The seminaries might be considered Research and Development arms, but little innovation comes out of them and now -- for lack of support -- the students are dispersing among Christian seminaries.  Many of the leaders on all fronts are older, trying to secure their retirement (money) if not their prestige (speaking engagements), and committed to what they’ve been doing for the last decades.  All these folks are increasingly Christian in style if not content and methods.  That’s where the juice is so far.

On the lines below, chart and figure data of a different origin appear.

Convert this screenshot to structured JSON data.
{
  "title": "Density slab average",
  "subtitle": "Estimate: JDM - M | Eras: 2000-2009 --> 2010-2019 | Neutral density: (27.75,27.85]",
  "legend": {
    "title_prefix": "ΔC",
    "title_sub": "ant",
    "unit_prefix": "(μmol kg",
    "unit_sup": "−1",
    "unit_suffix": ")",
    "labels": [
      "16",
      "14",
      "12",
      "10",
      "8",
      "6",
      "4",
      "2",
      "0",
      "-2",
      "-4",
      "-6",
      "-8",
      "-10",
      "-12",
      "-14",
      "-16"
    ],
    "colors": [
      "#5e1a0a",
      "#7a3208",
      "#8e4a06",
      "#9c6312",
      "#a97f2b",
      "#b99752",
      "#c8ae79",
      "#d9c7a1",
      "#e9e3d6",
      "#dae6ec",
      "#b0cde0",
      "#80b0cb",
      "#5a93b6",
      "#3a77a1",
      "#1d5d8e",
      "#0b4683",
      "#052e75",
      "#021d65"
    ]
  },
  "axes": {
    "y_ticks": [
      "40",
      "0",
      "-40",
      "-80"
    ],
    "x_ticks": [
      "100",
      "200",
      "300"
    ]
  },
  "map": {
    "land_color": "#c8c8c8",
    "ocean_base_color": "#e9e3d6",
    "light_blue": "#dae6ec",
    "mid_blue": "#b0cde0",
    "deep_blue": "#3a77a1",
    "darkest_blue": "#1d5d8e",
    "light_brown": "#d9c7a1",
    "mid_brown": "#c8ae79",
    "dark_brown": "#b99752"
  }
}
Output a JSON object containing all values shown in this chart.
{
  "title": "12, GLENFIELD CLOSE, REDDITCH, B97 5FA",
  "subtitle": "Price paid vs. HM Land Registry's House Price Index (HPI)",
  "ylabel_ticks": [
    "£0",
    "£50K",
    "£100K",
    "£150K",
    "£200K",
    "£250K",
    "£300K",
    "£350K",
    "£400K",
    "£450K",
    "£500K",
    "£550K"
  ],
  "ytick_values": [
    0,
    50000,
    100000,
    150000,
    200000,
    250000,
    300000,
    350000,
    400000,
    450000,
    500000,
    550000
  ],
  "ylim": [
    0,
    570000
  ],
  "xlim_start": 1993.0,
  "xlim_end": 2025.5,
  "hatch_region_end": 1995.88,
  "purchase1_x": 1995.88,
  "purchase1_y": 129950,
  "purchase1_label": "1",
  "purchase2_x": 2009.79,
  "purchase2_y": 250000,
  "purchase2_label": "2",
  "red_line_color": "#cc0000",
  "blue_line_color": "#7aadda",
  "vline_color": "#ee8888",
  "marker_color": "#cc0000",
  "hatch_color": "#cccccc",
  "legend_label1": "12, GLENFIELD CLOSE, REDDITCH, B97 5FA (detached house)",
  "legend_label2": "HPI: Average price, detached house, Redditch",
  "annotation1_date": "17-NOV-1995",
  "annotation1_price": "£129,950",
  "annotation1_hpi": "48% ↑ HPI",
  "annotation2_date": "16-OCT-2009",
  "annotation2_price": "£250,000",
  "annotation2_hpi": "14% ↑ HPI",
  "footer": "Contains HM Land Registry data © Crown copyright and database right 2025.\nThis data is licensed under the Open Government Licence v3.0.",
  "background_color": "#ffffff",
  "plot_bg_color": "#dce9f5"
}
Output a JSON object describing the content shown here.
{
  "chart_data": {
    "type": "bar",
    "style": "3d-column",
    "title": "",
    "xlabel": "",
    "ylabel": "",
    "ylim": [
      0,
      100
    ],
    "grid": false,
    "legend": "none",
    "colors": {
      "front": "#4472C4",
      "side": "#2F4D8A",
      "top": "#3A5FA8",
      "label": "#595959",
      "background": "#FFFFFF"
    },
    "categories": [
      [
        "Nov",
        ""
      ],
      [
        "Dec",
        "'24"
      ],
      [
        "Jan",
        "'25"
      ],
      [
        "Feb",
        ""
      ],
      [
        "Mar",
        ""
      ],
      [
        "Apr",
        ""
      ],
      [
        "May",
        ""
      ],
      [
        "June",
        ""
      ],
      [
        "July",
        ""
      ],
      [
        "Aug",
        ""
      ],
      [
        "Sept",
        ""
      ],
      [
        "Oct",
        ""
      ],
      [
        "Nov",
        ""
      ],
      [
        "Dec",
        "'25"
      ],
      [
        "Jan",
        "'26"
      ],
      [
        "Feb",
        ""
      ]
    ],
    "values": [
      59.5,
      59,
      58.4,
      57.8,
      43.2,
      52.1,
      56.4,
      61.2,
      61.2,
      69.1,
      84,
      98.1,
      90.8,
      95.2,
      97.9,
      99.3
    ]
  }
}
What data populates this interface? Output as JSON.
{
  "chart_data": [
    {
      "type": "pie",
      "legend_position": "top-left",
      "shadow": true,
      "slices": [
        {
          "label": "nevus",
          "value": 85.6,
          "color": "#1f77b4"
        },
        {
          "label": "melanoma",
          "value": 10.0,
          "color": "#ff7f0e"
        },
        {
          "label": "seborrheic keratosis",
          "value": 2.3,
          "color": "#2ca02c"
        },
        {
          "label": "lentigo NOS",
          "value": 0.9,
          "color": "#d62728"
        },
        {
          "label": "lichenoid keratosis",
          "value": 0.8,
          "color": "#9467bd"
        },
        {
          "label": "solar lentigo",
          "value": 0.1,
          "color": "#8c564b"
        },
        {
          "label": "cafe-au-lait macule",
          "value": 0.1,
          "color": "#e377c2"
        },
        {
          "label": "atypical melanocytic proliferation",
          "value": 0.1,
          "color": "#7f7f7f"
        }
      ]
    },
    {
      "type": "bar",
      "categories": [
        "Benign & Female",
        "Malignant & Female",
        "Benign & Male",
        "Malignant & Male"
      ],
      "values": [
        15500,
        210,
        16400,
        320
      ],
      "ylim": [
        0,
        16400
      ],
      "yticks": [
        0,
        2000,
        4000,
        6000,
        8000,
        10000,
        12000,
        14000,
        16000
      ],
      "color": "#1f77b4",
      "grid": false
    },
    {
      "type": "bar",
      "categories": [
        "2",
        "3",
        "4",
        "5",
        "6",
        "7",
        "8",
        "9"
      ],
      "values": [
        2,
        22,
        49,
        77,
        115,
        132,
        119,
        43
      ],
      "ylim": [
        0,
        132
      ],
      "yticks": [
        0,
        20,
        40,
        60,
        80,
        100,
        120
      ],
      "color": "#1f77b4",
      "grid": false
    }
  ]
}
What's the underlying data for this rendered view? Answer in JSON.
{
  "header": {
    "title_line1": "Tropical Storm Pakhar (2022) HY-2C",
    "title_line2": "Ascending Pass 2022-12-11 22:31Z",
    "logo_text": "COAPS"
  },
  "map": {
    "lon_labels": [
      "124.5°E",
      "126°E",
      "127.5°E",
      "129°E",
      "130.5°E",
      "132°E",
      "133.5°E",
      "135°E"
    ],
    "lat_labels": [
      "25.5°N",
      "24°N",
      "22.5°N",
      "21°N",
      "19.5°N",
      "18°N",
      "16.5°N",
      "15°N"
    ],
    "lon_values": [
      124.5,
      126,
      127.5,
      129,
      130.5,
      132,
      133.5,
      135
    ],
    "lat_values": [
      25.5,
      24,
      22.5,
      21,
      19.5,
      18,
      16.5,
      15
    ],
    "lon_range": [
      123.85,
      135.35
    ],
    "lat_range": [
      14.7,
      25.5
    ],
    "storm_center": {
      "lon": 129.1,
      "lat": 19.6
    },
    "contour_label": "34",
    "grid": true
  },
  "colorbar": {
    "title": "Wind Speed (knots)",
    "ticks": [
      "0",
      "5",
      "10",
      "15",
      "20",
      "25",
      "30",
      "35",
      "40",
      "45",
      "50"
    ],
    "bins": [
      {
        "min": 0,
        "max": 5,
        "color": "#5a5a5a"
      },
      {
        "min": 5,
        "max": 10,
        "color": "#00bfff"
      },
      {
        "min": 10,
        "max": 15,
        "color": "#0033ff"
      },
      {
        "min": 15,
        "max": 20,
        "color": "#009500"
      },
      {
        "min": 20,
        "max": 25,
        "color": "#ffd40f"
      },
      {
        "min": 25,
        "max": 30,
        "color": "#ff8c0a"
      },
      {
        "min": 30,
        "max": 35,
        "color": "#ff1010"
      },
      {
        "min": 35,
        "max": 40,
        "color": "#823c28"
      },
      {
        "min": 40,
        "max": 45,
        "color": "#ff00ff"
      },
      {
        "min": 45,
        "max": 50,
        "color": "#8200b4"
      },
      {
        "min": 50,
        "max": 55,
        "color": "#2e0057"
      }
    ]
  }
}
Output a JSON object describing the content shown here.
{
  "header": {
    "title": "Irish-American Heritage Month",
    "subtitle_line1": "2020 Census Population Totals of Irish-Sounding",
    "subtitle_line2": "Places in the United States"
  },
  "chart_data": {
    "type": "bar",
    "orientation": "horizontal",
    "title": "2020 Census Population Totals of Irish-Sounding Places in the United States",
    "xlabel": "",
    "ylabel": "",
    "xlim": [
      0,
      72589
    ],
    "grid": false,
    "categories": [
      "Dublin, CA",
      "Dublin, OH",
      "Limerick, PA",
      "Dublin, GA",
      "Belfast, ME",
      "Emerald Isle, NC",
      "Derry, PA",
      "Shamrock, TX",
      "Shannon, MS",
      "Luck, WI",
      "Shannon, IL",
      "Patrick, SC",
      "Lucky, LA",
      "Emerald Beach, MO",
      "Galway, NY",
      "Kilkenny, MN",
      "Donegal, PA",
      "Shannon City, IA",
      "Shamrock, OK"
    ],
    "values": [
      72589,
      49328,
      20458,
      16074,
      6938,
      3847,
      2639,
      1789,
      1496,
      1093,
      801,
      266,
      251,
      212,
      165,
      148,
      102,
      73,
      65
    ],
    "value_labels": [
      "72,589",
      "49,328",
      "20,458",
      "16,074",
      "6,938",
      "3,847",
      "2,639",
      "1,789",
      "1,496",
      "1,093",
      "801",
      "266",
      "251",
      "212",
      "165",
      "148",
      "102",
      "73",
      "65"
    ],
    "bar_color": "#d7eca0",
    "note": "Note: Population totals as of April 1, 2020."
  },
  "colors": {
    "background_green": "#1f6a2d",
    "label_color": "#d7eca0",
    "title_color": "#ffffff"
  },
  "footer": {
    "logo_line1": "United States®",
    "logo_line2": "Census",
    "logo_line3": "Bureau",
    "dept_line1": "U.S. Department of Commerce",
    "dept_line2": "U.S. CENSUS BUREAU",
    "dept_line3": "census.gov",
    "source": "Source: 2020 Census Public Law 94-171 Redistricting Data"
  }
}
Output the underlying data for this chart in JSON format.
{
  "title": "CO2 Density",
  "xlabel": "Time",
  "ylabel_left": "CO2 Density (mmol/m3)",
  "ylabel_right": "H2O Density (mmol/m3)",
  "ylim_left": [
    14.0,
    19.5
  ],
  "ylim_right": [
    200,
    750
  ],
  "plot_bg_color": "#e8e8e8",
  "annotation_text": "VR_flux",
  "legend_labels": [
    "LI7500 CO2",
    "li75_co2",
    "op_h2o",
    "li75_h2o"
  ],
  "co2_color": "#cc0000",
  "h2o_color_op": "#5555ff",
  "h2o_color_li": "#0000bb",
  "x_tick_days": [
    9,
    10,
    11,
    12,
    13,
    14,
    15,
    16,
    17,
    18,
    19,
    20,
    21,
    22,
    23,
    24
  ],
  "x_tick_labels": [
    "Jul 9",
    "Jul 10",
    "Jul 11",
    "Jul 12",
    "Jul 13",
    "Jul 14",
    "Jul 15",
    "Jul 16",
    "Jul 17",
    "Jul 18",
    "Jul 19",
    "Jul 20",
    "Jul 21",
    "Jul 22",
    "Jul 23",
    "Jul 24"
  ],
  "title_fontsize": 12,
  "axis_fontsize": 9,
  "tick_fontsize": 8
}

The counterforce is the last of the nineteen-fifties Fellowship Movement, which is where I developed my own theories but consequently I never developed a network of denominational relationships among ministers and administrators.  My work was done directly with small groups of mostly Western (prairie) people who were explicitly free thinkers and sometimes mystical humanists, meaning that they had strong spiritual experiences, but not related to any deity or dogma.  There are secular groups that have some of the same earmarks.  Quakers come closest in denominational terms, though Quakers themselves are divided between more and less Christian.  I have not explored whether the UU Fellowships have developed a sub-group.  I know that the big ones have a loose affiliation mostly focused on business practices:  growth and money management.  I was part of a wave of growth workshops in the nineteen-eighties.  Anyway, I'm not particularly interested in limiting my audience to UU's.
It’s an interesting reflection that though one would think ministers would be the most likely persons to be interested in liturgy, they turn out to be the least.  Ministers are sermon-centered.  Also, usually male.  This means a bias towards dogma and structure.  As I turn towards “sales” and “promotion,”  I must think like them in order to communicate with them.  Sigh.